What impresses me about these statistics is that they have surpassed similar periods in 2013 which was the immediate post-Newtown surge. Beyond the political rhetoric I'm not exactly sure what is responsible for this growth. The attendance at the local gun show this past weekend did not seem extraordinary and the number of AR15s for sale seemed to be down. However, on a personal note, I did get a message from one of the Complementary Spouse's cousins asking for help in purchasing a firearm. He noted that he'd never owned a firearm but felt he should be armed.

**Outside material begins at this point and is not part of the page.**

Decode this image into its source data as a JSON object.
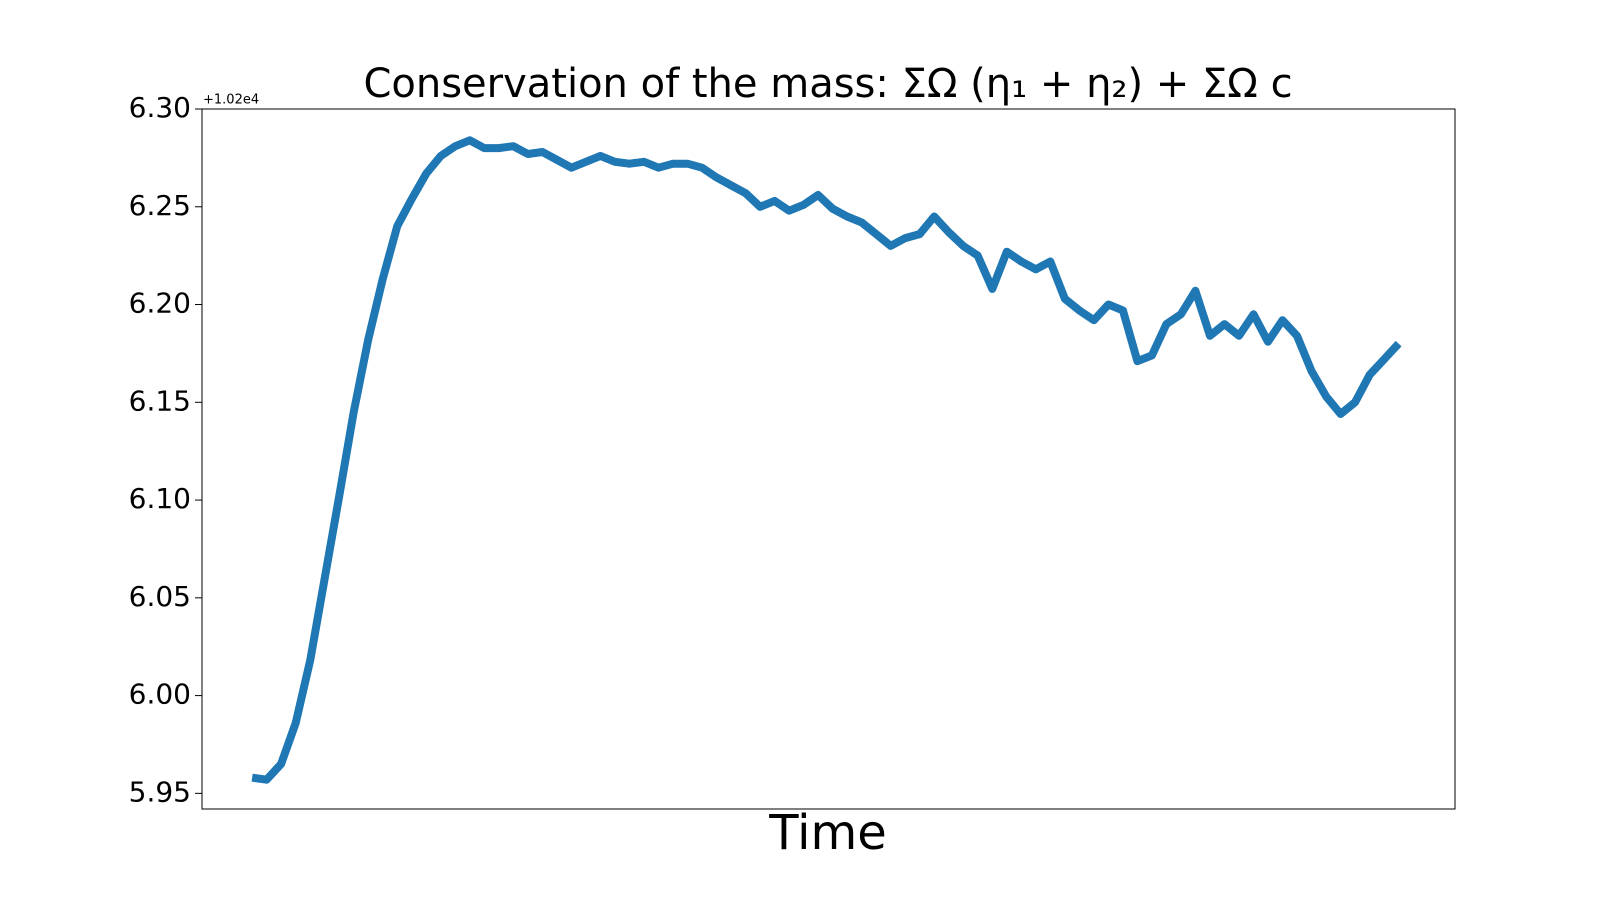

As always, these NSSF-adjusted NICS checks do not have a direct correlation with sales. Several states use the NICS system for the issuance and continued inspection of concealed firearm permits. Moreover, the CCW permits from many states can be used as a substitute for a NICS check. This said, the adjusted NICS checks do show sales trends and they seem to be trending up again.

1 comment:

  1. And it's not just "a few gun owners expanding their already-too-large collections", either. I've seen and known quite a few who "acquire" one gun (through a variety of legal means, but not always purchases), but then turn around and buy two or three more in a relatively short period, as they discover "gaps" in their needs (i.e. what their first gun can do -- and more importantly, can't do). What we end up with is not the media-driven narrative of a few people who own dozens of guns, but a whole lot of people who own just three or four.

    Cases in point: A friend inherited a .22 rifle. Took it shooting and loved it. Within a few months, he also purchased a 9mm pistol and a larger-caliber rifle, and is currently eyeing a shotgun. Another friend (unknown to the first) bought his own .22 rifle and is also now eyeing other firearms (all varieties) but hasn't purchased any yet (soon!). I myself went a similar track.

    I know, "the plural of 'anecdote' is not 'data'," but this is a fairly consistent pattern I've seen emerging.